Llegan al cruce de caminos y al llegar Ulises se para. Mira para ambos costados y luego mira para delante. No hay nada en el campo, ni nadie. Siguen el camino que el gaucho andrajoso les dio. Al doblar el grupo que venía adelante paró y los de atrás siguieron caminando, así que ahora los cinco iban en el mismo grupo de personas. Suaznabar encendió un cigarrillo, Mariano le pidió uno y los dos iban fumando y riendo. Rompe el silencio Ulises Margariño: «Yo pensé que todos los espolones eran iguales», y lo mira a Mariano que se reía con el cigarrillo en los dedos. Nota que levanta los brazos en gesto de yo no tengo idea, hablo por hablar. Pero todos ellos saben que ninguno tiene idea y que todos estaban hablando por hablar.

«A mí me parece que es una actividad que emula a Darwin. Tiras a dos gallos, que de por sí son bastante parecidos, con las mismas condiciones. Entonces ahí se prueba la selección natural. Uno de los dos gana y mata al otro. Tal vez Darwin se la pasó mirando riñas de gallos cuando pensaba en su evolución». Se escuchan los pasos y los grillos a lo lejos.

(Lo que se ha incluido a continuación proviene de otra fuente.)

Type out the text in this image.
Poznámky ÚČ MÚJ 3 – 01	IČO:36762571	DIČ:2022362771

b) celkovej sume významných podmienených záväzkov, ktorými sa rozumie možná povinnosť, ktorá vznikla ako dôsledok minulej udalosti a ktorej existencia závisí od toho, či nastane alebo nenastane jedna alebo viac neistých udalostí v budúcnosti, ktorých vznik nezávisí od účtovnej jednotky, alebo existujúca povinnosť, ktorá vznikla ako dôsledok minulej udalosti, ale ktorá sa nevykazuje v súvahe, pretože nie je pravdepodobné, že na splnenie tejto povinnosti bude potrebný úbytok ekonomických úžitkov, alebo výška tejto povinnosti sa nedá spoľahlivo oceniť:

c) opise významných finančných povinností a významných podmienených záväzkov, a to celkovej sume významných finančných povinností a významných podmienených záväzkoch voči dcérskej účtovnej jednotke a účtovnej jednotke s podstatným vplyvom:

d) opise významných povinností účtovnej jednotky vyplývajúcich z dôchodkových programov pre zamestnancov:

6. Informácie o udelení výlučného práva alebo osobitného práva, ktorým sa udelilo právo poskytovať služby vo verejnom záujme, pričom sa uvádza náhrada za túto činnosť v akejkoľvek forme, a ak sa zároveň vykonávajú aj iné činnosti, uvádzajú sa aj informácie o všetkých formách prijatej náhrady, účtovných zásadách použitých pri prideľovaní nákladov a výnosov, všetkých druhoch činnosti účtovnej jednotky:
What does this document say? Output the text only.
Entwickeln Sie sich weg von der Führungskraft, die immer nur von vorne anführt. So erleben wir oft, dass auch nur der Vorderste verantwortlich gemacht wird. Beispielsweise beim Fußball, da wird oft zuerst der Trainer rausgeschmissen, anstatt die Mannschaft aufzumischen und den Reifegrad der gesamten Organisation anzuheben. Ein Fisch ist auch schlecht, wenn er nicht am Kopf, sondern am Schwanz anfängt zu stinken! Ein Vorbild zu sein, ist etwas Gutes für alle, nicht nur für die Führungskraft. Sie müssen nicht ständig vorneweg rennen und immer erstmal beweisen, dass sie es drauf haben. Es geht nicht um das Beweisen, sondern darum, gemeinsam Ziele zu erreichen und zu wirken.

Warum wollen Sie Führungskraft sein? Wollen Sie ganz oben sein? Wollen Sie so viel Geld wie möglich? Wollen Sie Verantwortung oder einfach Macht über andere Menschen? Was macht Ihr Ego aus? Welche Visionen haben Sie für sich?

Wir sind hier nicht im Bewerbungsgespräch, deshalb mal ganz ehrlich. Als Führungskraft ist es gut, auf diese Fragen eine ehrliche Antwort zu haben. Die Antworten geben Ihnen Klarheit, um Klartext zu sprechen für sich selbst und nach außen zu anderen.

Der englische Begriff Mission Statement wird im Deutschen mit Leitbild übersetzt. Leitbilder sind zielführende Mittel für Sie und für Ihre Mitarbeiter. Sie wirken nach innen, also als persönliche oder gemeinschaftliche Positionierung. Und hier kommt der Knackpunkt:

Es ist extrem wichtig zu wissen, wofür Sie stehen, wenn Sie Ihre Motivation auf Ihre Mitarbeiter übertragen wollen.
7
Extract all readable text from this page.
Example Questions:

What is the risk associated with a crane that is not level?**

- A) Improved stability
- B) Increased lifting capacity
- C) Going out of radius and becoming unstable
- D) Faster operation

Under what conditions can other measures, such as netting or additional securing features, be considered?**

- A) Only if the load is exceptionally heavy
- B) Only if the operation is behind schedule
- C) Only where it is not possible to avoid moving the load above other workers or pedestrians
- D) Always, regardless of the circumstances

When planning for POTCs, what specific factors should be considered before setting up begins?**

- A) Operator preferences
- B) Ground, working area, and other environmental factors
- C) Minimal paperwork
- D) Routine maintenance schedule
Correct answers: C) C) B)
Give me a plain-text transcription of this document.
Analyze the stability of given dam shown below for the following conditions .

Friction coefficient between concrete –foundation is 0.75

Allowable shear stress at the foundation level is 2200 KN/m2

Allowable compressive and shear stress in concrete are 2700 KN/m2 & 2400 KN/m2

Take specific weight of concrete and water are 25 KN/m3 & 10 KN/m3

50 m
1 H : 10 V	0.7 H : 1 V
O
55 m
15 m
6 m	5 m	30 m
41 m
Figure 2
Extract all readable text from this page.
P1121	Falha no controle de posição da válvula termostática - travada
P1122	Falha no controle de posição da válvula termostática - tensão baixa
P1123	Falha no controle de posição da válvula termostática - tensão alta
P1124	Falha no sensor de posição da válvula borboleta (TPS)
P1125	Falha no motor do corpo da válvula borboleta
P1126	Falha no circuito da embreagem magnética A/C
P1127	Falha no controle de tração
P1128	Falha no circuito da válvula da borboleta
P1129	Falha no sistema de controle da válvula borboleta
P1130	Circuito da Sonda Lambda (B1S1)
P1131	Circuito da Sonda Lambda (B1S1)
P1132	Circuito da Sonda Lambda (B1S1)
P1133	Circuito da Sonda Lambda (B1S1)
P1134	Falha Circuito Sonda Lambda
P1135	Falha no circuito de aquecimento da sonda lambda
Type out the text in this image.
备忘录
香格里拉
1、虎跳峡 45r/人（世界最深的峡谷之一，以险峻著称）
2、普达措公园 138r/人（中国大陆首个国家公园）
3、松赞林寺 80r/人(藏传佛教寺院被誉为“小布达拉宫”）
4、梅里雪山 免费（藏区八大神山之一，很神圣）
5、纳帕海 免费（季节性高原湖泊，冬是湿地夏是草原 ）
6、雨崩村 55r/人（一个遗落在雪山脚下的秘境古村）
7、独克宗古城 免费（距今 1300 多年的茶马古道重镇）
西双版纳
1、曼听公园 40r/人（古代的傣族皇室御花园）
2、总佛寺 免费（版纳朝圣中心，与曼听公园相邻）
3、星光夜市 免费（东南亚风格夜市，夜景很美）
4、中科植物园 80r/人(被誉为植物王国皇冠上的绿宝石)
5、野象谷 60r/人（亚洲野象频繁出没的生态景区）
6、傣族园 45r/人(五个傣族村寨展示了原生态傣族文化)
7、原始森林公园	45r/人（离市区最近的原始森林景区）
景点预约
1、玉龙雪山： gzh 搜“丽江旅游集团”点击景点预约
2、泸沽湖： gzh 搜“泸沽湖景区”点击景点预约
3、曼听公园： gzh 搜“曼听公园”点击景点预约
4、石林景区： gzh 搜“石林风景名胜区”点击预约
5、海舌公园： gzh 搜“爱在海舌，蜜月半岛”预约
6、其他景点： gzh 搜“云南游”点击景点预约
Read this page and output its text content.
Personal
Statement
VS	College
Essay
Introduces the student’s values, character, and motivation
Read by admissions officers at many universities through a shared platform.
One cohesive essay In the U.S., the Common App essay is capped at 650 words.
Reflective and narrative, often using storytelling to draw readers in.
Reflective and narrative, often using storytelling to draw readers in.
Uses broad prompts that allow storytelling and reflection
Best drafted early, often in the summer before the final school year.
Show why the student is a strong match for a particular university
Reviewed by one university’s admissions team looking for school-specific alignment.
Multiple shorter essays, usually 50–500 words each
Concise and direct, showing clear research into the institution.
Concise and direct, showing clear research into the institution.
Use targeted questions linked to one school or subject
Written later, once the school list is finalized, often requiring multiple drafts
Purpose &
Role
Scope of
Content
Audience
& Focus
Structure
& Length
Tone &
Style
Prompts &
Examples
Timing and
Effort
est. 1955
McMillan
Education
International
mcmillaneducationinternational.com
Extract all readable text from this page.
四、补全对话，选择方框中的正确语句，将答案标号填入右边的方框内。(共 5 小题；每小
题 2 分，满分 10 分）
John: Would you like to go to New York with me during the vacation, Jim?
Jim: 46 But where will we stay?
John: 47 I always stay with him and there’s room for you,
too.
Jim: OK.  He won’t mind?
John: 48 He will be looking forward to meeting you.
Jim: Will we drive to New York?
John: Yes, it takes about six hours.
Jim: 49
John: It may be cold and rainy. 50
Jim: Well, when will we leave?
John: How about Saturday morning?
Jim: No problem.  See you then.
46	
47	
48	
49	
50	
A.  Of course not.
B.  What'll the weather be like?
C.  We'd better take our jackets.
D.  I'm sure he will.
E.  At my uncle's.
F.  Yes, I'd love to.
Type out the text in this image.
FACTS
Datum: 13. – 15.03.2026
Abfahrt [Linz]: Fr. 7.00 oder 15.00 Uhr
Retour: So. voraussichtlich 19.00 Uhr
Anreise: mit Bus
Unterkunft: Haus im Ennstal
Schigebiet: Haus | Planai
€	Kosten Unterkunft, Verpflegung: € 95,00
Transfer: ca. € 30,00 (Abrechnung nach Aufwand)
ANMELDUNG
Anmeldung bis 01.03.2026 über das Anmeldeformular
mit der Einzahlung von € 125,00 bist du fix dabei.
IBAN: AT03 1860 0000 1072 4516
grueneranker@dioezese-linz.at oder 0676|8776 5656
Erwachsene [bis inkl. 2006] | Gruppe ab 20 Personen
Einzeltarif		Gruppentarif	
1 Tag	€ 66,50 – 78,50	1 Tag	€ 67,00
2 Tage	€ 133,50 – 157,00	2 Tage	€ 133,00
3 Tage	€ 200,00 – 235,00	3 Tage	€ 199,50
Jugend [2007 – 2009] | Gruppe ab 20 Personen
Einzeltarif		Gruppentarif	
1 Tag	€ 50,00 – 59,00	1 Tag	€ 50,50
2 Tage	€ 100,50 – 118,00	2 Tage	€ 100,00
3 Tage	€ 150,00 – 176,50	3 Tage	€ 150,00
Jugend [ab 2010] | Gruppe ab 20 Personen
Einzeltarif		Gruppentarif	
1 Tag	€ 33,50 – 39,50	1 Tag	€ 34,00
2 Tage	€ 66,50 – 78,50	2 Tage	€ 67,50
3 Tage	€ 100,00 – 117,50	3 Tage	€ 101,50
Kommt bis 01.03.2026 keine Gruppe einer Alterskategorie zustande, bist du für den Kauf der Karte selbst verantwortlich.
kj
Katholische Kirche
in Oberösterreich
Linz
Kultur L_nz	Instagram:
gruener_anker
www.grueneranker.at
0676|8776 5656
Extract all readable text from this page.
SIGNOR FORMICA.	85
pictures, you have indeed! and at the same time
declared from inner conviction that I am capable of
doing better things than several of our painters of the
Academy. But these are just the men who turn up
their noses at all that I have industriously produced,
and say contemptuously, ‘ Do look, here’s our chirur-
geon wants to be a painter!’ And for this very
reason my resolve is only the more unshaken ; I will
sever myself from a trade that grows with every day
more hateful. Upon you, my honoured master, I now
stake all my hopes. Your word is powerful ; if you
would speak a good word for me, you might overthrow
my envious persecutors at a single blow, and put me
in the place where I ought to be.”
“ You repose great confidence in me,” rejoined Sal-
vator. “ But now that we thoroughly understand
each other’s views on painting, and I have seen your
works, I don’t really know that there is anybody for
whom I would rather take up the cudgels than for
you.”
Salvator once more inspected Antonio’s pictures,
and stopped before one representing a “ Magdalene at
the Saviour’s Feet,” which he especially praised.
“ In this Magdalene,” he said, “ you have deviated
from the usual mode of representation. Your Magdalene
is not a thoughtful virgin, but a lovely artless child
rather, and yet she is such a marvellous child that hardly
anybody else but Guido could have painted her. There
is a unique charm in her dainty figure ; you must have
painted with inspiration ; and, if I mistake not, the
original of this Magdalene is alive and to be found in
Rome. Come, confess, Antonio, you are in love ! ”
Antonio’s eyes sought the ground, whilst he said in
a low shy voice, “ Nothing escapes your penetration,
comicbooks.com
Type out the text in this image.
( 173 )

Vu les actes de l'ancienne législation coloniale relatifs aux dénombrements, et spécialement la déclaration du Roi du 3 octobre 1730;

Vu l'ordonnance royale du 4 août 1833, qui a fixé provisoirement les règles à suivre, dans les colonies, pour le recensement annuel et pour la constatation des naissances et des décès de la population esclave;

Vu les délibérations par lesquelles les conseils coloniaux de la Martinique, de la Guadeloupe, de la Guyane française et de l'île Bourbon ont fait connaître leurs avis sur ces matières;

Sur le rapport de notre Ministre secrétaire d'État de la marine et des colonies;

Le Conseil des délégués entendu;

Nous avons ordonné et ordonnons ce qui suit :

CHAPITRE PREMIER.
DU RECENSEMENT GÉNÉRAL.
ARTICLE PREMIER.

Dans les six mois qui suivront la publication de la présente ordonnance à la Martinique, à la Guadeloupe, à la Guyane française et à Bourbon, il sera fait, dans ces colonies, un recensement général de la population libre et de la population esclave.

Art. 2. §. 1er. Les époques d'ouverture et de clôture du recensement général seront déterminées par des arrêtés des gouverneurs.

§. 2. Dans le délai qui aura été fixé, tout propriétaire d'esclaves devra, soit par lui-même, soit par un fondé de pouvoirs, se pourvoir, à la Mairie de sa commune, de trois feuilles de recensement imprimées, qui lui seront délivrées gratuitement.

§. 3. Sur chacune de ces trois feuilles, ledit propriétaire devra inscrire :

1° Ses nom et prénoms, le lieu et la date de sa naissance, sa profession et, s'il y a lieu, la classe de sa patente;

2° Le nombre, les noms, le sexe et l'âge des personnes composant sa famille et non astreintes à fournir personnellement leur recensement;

Cada tanto algún perro aúlla solitariamente. «A Newton se le cayó la manzana en la cabeza y descubrió la gravedad, -dice Suaznabar en sorna- y Darwin mientras perdía las pocas libras que le quedaban en el bolsillo desarrollaba la teoría de la evolución de la selección natural mientras miraba peleas de gallos. Sí, esa es la historia que no te cuentan». Algunos de ellos rieron, pero no todos. José María Arce andaba con frío y se estaba poniendo tan molesto como Wilmar. «Bueno, quizá no sea así, pero sería una forma de probarlo». «Pero los gallos no evolucionan en el maldito circulo donde los ponen a pelear», eso Suaznabar se lo dijo en grito y con el cigarrillo colgándole de la boca. Mientras tanto Ulises se ríe y toma notas mentales para poner todas las conversaciones que se dan a sus costados para ponerlas en una semblanza a la riñas de gallos. «Va a ser morboso –dice Wilmar-, vamos a ver morir a un gallo porque a los tipos estos se les da por apostar. Es como una pelea de box hasta la muerte». Caminan sumidos en sus pensamientos, «Es tan cruel como las corridas de toros, nada más que acá son los mismos animales que se pelean entre ellos. Educados para matarse, para ver la sangre del otro y tirarse encima. El animal no tiene la culpa, y el animal es mucho más humano que el mismo humano en esto». Y todos pararon y miraron a Wilmar, que era le que al principio se había reído del comentario de la inhumanidad.

Piensan en los gallos, las plumas y el olor. Los gritos y la gente que, con los tickets de las apuestas en la manos, deliran esperando que su galle gane. Además, piensan en que no puede haber demasiado dinero involucrado, es el ansia del juego. La necesidad de jugar que lleva a las personas a esas practicas. Piensan en cuando alguna gente tiene algún peso en el bolsillo y pasa por el almacén para jugárselo a la clandestina. ¿Qué va a ganar con ese peso? Piensan ellos, no va a ganar nada, pero se lo juegan igual, porque en el juego está la pasión. «Tal vez a los gallos les gusta», dice José María Arce para que todos se rían, «es como dicen a veces los que van a los corridas de toros en España, que si el toro pudiera elegir entre ir a la corrida o no, siempre elegiría la gloria de la pelea contra el torero». Se ríen. Suaznabar le dice: «Es que esa gente tuvo largas conversaciones con los toros, en las noches estrelladas se llevan una botella de jerez y se largan unas inmensas parrafadas con los toros». Ríen de nuevo, y a lo lejos ven el edificio iluminado. Con un montón de autos a los costados.

«En Santiago del Estero son legales, -dice Ulises, los demás lo escuchan-; aunque va en contra de una ley nacional. Y son legales por ley provincial». Wilmar caminando escupe al costado y dice algo sobre la ley y su estupidez. Siguen caminando, cada vez hay más luces, y entran a la pelea de gallos.